Zibb

Design Idea

Shift registers and resistors deliver multiphase sine waves

This simple method uses only digital logic and fixed-value resistors.

Gary Steinbaugh, 4 E A Transform, Loveland, OH; Edited by Brad Thompson and Fran Granville -- EDN, 4/13/2006

Sine waves with fixed phase relationships find application in communications equipment, instrumentation, and power sources. Although you can use any of several traditional analog techniques to generate basic sine-wave signals, this Design Idea offers a simple method that uses only digital logic and fixed-value resistors (Figure 1a). A common clock pulse drives three of four sections of a pair of CD4015 4-bit shift registers that recirculate a pattern comprising 12 zeros and 12 ones—that is, 000000000000111111111111. Each of the registers' outputs drives a resistor, R1 through R12, that connects to a summing node. If all of the resistors were of equal value, their summed output would comprise a stepped linear triangular waveform at a repetition frequency one-twenty-fourth that of the clock frequency.

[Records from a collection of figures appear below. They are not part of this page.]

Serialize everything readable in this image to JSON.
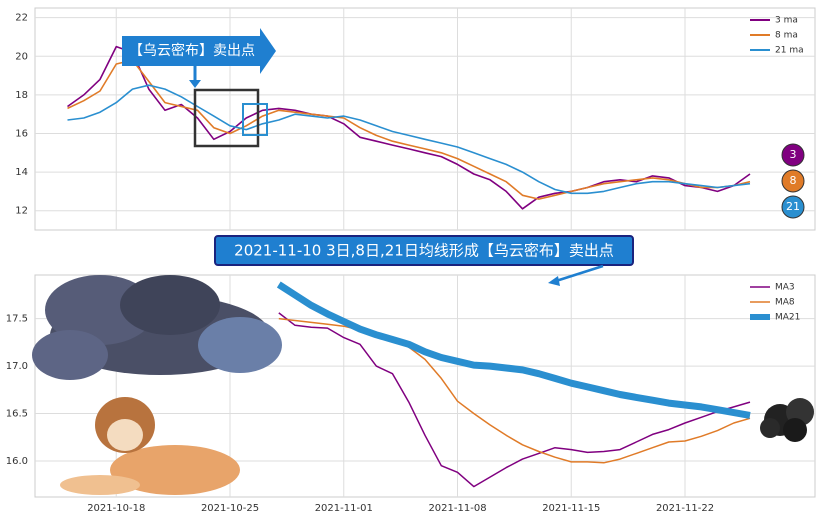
{
  "chart_data": [
    {
      "type": "line",
      "annotation": "【乌云密布】卖出点",
      "x": [
        "2021-10-15",
        "2021-10-16",
        "2021-10-17",
        "2021-10-18",
        "2021-10-19",
        "2021-10-20",
        "2021-10-21",
        "2021-10-22",
        "2021-10-23",
        "2021-10-24",
        "2021-10-25",
        "2021-10-26",
        "2021-10-27",
        "2021-10-28",
        "2021-10-29",
        "2021-10-30",
        "2021-10-31",
        "2021-11-01",
        "2021-11-02",
        "2021-11-03",
        "2021-11-04",
        "2021-11-05",
        "2021-11-06",
        "2021-11-07",
        "2021-11-08",
        "2021-11-09",
        "2021-11-10",
        "2021-11-11",
        "2021-11-12",
        "2021-11-13",
        "2021-11-14",
        "2021-11-15",
        "2021-11-16",
        "2021-11-17",
        "2021-11-18",
        "2021-11-19",
        "2021-11-20",
        "2021-11-21",
        "2021-11-22",
        "2021-11-23",
        "2021-11-24",
        "2021-11-25",
        "2021-11-26"
      ],
      "series": [
        {
          "name": "3 ma",
          "label": "3",
          "color": "#800080",
          "values": [
            17.4,
            18.0,
            18.8,
            20.5,
            20.2,
            18.3,
            17.2,
            17.5,
            16.8,
            15.7,
            16.1,
            16.8,
            17.2,
            17.3,
            17.2,
            17.0,
            16.9,
            16.5,
            15.8,
            15.6,
            15.4,
            15.2,
            15.0,
            14.8,
            14.4,
            13.9,
            13.6,
            13.0,
            12.1,
            12.7,
            12.9,
            13.0,
            13.2,
            13.5,
            13.6,
            13.5,
            13.8,
            13.7,
            13.3,
            13.2,
            13.0,
            13.3,
            13.9
          ]
        },
        {
          "name": "8 ma",
          "label": "8",
          "color": "#e07b28",
          "values": [
            17.3,
            17.7,
            18.2,
            19.6,
            19.8,
            18.7,
            17.6,
            17.4,
            17.2,
            16.3,
            16.0,
            16.4,
            16.9,
            17.2,
            17.1,
            17.0,
            16.9,
            16.8,
            16.3,
            15.9,
            15.6,
            15.4,
            15.2,
            15.0,
            14.7,
            14.3,
            13.9,
            13.5,
            12.8,
            12.6,
            12.8,
            13.0,
            13.2,
            13.4,
            13.5,
            13.6,
            13.7,
            13.6,
            13.4,
            13.2,
            13.2,
            13.3,
            13.5
          ]
        },
        {
          "name": "21 ma",
          "label": "21",
          "color": "#2a8fd0",
          "values": [
            16.7,
            16.8,
            17.1,
            17.6,
            18.3,
            18.5,
            18.3,
            17.9,
            17.4,
            16.9,
            16.4,
            16.2,
            16.5,
            16.7,
            17.0,
            16.9,
            16.8,
            16.9,
            16.7,
            16.4,
            16.1,
            15.9,
            15.7,
            15.5,
            15.3,
            15.0,
            14.7,
            14.4,
            14.0,
            13.5,
            13.1,
            12.9,
            12.9,
            13.0,
            13.2,
            13.4,
            13.5,
            13.5,
            13.4,
            13.3,
            13.2,
            13.3,
            13.4
          ]
        }
      ],
      "xlim": [
        "2021-10-13",
        "2021-11-30"
      ],
      "ylim": [
        11,
        22.5
      ],
      "yticks": [
        12,
        14,
        16,
        18,
        20,
        22
      ],
      "grid": true,
      "legend": "upper right"
    },
    {
      "type": "line",
      "annotation": "2021-11-10 3日,8日,21日均线形成【乌云密布】卖出点",
      "x": [
        "2021-10-28",
        "2021-10-29",
        "2021-10-30",
        "2021-10-31",
        "2021-11-01",
        "2021-11-02",
        "2021-11-03",
        "2021-11-04",
        "2021-11-05",
        "2021-11-06",
        "2021-11-07",
        "2021-11-08",
        "2021-11-09",
        "2021-11-10",
        "2021-11-11",
        "2021-11-12",
        "2021-11-13",
        "2021-11-14",
        "2021-11-15",
        "2021-11-16",
        "2021-11-17",
        "2021-11-18",
        "2021-11-19",
        "2021-11-20",
        "2021-11-21",
        "2021-11-22",
        "2021-11-23",
        "2021-11-24",
        "2021-11-25",
        "2021-11-26"
      ],
      "series": [
        {
          "name": "MA3",
          "color": "#800080",
          "width": 1.5,
          "values": [
            17.56,
            17.43,
            17.41,
            17.4,
            17.3,
            17.23,
            17.0,
            16.92,
            16.62,
            16.27,
            15.95,
            15.88,
            15.73,
            15.83,
            15.93,
            16.02,
            16.08,
            16.14,
            16.12,
            16.09,
            16.1,
            16.12,
            16.2,
            16.28,
            16.33,
            16.4,
            16.46,
            16.52,
            16.57,
            16.62
          ]
        },
        {
          "name": "MA8",
          "color": "#e07b28",
          "width": 1.5,
          "values": [
            17.5,
            17.48,
            17.46,
            17.44,
            17.42,
            17.38,
            17.33,
            17.28,
            17.2,
            17.07,
            16.87,
            16.63,
            16.5,
            16.38,
            16.27,
            16.17,
            16.1,
            16.04,
            15.99,
            15.99,
            15.98,
            16.02,
            16.08,
            16.14,
            16.2,
            16.21,
            16.26,
            16.32,
            16.4,
            16.45
          ]
        },
        {
          "name": "MA21",
          "color": "#2a8fd0",
          "width": 7,
          "values": [
            17.86,
            17.75,
            17.64,
            17.55,
            17.47,
            17.39,
            17.33,
            17.28,
            17.23,
            17.15,
            17.09,
            17.05,
            17.01,
            17.0,
            16.98,
            16.96,
            16.92,
            16.87,
            16.82,
            16.78,
            16.74,
            16.7,
            16.67,
            16.64,
            16.61,
            16.59,
            16.57,
            16.54,
            16.51,
            16.48
          ]
        }
      ],
      "xlim": [
        "2021-10-13",
        "2021-11-30"
      ],
      "xticks": [
        "2021-10-18",
        "2021-10-25",
        "2021-11-01",
        "2021-11-08",
        "2021-11-15",
        "2021-11-22"
      ],
      "ylim": [
        15.62,
        17.96
      ],
      "yticks": [
        {
          "value": 16,
          "label": "16.0"
        },
        16.5,
        {
          "value": 17,
          "label": "17.0"
        },
        17.5
      ],
      "grid": true,
      "legend": "upper right"
    }
  ]
}
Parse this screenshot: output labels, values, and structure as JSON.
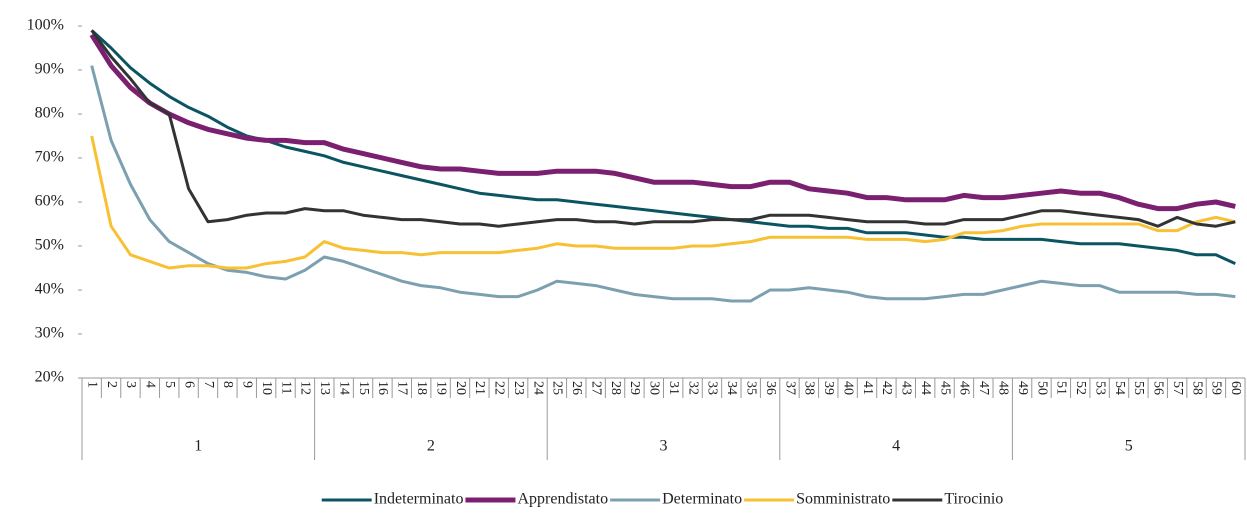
{
  "chart_data": {
    "type": "line",
    "categories": [
      "1",
      "2",
      "3",
      "4",
      "5",
      "6",
      "7",
      "8",
      "9",
      "10",
      "11",
      "12",
      "13",
      "14",
      "15",
      "16",
      "17",
      "18",
      "19",
      "20",
      "21",
      "22",
      "23",
      "24",
      "25",
      "26",
      "27",
      "28",
      "29",
      "30",
      "31",
      "32",
      "33",
      "34",
      "35",
      "36",
      "37",
      "38",
      "39",
      "40",
      "41",
      "42",
      "43",
      "44",
      "45",
      "46",
      "47",
      "48",
      "49",
      "50",
      "51",
      "52",
      "53",
      "54",
      "55",
      "56",
      "57",
      "58",
      "59",
      "60"
    ],
    "x_groups": [
      "1",
      "2",
      "3",
      "4",
      "5"
    ],
    "ylim": [
      20,
      100
    ],
    "yticks": [
      {
        "value": 20,
        "label": "20%"
      },
      {
        "value": 30,
        "label": "30%"
      },
      {
        "value": 40,
        "label": "40%"
      },
      {
        "value": 50,
        "label": "50%"
      },
      {
        "value": 60,
        "label": "60%"
      },
      {
        "value": 70,
        "label": "70%"
      },
      {
        "value": 80,
        "label": "80%"
      },
      {
        "value": 90,
        "label": "90%"
      },
      {
        "value": 100,
        "label": "100%"
      }
    ],
    "grid": false,
    "legend": "bottom",
    "series": [
      {
        "name": "Indeterminato",
        "color": "#0b5563",
        "width": 3,
        "values": [
          99,
          95,
          90.5,
          87,
          84,
          81.5,
          79.5,
          77,
          75,
          74,
          72.5,
          71.5,
          70.5,
          69,
          68,
          67,
          66,
          65,
          64,
          63,
          62,
          61.5,
          61,
          60.5,
          60.5,
          60,
          59.5,
          59,
          58.5,
          58,
          57.5,
          57,
          56.5,
          56,
          55.5,
          55,
          54.5,
          54.5,
          54,
          54,
          53,
          53,
          53,
          52.5,
          52,
          52,
          51.5,
          51.5,
          51.5,
          51.5,
          51,
          50.5,
          50.5,
          50.5,
          50,
          49.5,
          49,
          48,
          48,
          46
        ]
      },
      {
        "name": "Apprendistato",
        "color": "#7b2070",
        "width": 5,
        "values": [
          98,
          91,
          86,
          82.5,
          80,
          78,
          76.5,
          75.5,
          74.5,
          74,
          74,
          73.5,
          73.5,
          72,
          71,
          70,
          69,
          68,
          67.5,
          67.5,
          67,
          66.5,
          66.5,
          66.5,
          67,
          67,
          67,
          66.5,
          65.5,
          64.5,
          64.5,
          64.5,
          64,
          63.5,
          63.5,
          64.5,
          64.5,
          63,
          62.5,
          62,
          61,
          61,
          60.5,
          60.5,
          60.5,
          61.5,
          61,
          61,
          61.5,
          62,
          62.5,
          62,
          62,
          61,
          59.5,
          58.5,
          58.5,
          59.5,
          60,
          59
        ]
      },
      {
        "name": "Determinato",
        "color": "#7ca0b0",
        "width": 3,
        "values": [
          91,
          74,
          64,
          56,
          51,
          48.5,
          46,
          44.5,
          44,
          43,
          42.5,
          44.5,
          47.5,
          46.5,
          45,
          43.5,
          42,
          41,
          40.5,
          39.5,
          39,
          38.5,
          38.5,
          40,
          42,
          41.5,
          41,
          40,
          39,
          38.5,
          38,
          38,
          38,
          37.5,
          37.5,
          40,
          40,
          40.5,
          40,
          39.5,
          38.5,
          38,
          38,
          38,
          38.5,
          39,
          39,
          40,
          41,
          42,
          41.5,
          41,
          41,
          39.5,
          39.5,
          39.5,
          39.5,
          39,
          39,
          38.5
        ]
      },
      {
        "name": "Somministrato",
        "color": "#f8c133",
        "width": 3,
        "values": [
          75,
          54.5,
          48,
          46.5,
          45,
          45.5,
          45.5,
          45,
          45,
          46,
          46.5,
          47.5,
          51,
          49.5,
          49,
          48.5,
          48.5,
          48,
          48.5,
          48.5,
          48.5,
          48.5,
          49,
          49.5,
          50.5,
          50,
          50,
          49.5,
          49.5,
          49.5,
          49.5,
          50,
          50,
          50.5,
          51,
          52,
          52,
          52,
          52,
          52,
          51.5,
          51.5,
          51.5,
          51,
          51.5,
          53,
          53,
          53.5,
          54.5,
          55,
          55,
          55,
          55,
          55,
          55,
          53.5,
          53.5,
          55.5,
          56.5,
          55.5
        ]
      },
      {
        "name": "Tirocinio",
        "color": "#333333",
        "width": 3,
        "values": [
          99,
          93,
          88,
          82.5,
          80,
          63,
          55.5,
          56,
          57,
          57.5,
          57.5,
          58.5,
          58,
          58,
          57,
          56.5,
          56,
          56,
          55.5,
          55,
          55,
          54.5,
          55,
          55.5,
          56,
          56,
          55.5,
          55.5,
          55,
          55.5,
          55.5,
          55.5,
          56,
          56,
          56,
          57,
          57,
          57,
          56.5,
          56,
          55.5,
          55.5,
          55.5,
          55,
          55,
          56,
          56,
          56,
          57,
          58,
          58,
          57.5,
          57,
          56.5,
          56,
          54.5,
          56.5,
          55,
          54.5,
          55.5
        ]
      }
    ]
  }
}
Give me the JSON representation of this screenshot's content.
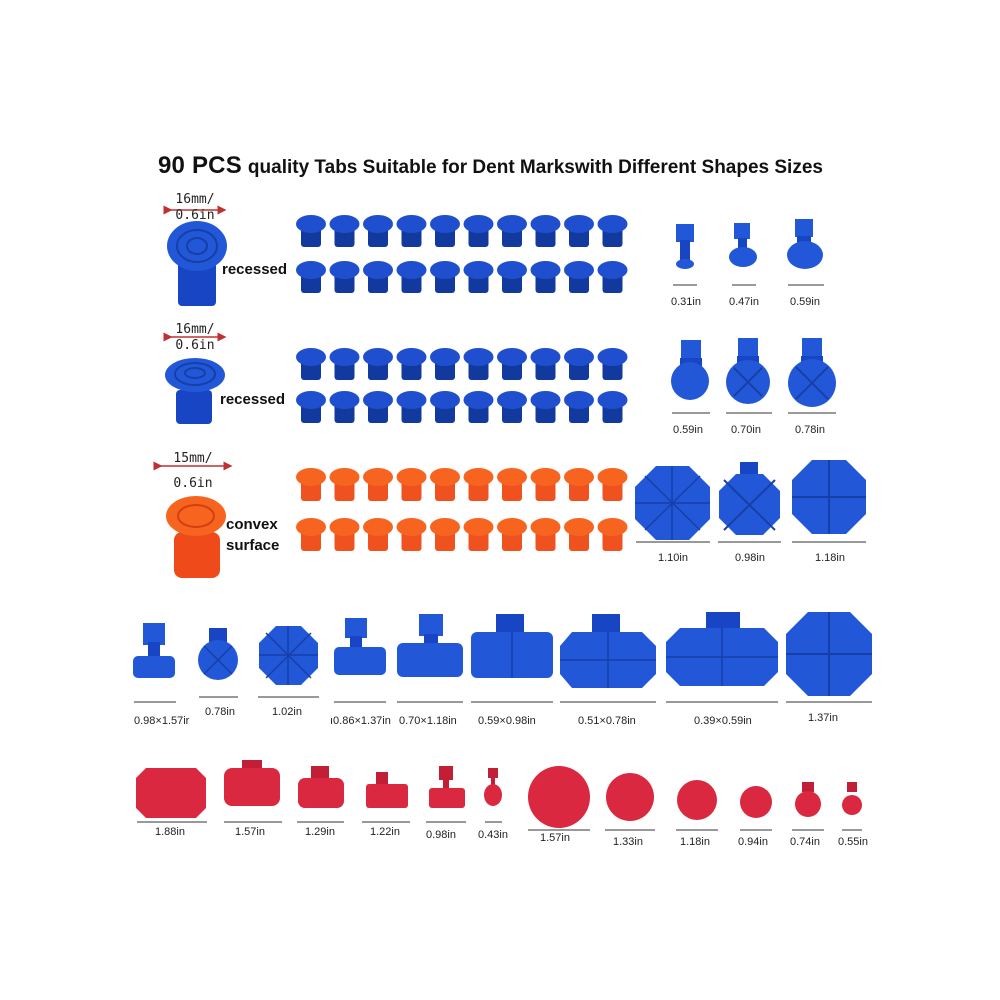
{
  "title": {
    "count": "90 PCS",
    "text": "quality Tabs Suitable for Dent Markswith Different Shapes Sizes"
  },
  "colors": {
    "blue": "#1f4fcf",
    "blue_dark": "#123a9e",
    "orange": "#f0521f",
    "red": "#d9283f"
  },
  "rows": [
    {
      "dim_top": "16mm/",
      "dim_bottom": "0.6in",
      "label": "recessed",
      "color": "blue"
    },
    {
      "dim_top": "16mm/",
      "dim_bottom": "0.6in",
      "label": "recessed",
      "color": "blue"
    },
    {
      "dim_top": "15mm/",
      "dim_bottom": "0.6in",
      "label_line1": "convex",
      "label_line2": "surface",
      "color": "orange"
    }
  ],
  "right_sizes": {
    "row1": [
      "0.31in",
      "0.47in",
      "0.59in"
    ],
    "row2": [
      "0.59in",
      "0.70in",
      "0.78in"
    ],
    "row3": [
      "1.10in",
      "0.98in",
      "1.18in"
    ]
  },
  "blue_tabs": [
    "0.98×1.57ir",
    "0.78in",
    "1.02in",
    "ı0.86×1.37in",
    "0.70×1.18in",
    "0.59×0.98in",
    "0.51×0.78in",
    "0.39×0.59in",
    "1.37in"
  ],
  "red_tabs": [
    "1.88in",
    "1.57in",
    "1.29in",
    "1.22in",
    "0.98in",
    "0.43in",
    "1.57in",
    "1.33in",
    "1.18in",
    "0.94in",
    "0.74in",
    "0.55in"
  ]
}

To produce a stepped sinusoidal output waveform, you replace the equal-value resistors with the weighted values in Figure 1a. If you use resistors of 1% tolerance, the output's amplitude will approximate that of a true sine wave to better than 1°. To produce a cleaner sine wave, a lowpass filter helps remove clock-pulse feedthrough and stepped-edge transients (Figure 1b). For many applications, a simple one-pole lowpass filter/buffer provides adequate filtering, but a more elaborate multipole filter further increases output purity.

You can add a second set of registers and resistors, R13 through R24, to produce cosine and sine waves offset by a 90° phase shift—that is, two sine waves in quadrature (Figure 2). Register IC2A's inverted and recirculated output from Q4 generates the 000000000000111111111111 bit pattern that the first set of shift registers uses. IC1B's Q2 output produces the D input that you apply to the second set of shift registers—IC2B, IC3A, and IC3B—which in turn generate a 90° phase-shifted version of the bit pattern to form a cosine wave. The cosine bit pattern requires no recirculation and simply propagates through the second set of shift registers and "falls off the end." To adjust the second output's phase shift with respect to the first output from 15 to 180° in 15° increments, you can connect IC2B's D input to any one of IC1's or IC2A's Q outputs.

Figure 3 illustrates a three-phase sine-wave-generator circuit. The Q4 output from IC1B supplies the D input to the second set of shift registers, IC2A and IC2B, to produce the recirculated bit pattern. In similar fashion, the Q4 output from IC3A supplies the D input to the third set of shift registers, IC4A, to transfer a duplicate bit pattern that's phase-shifted by 240° with respect to the output from the first set of shift registers.

Register IC2B's D input connects to IC1B's Q4 output to produce a signal—Phase 2's output—that lags behind the Phase 1 output by 120°. In similar fashion, register IC4A's D input connects to IC3A's Q4 output to produce a signal—Phase 3's output—that lags behind Phase 2's output by 120°, or 240° with respect to Phase 1.

You can expand the basic circuit to accommodate additional signal phases. The weighted resistors' values are adequate for low-frequency sine waves and 4000-series CMOS-logic devices. However, you can scale the resistors' values to accommodate other output frequencies and logic families.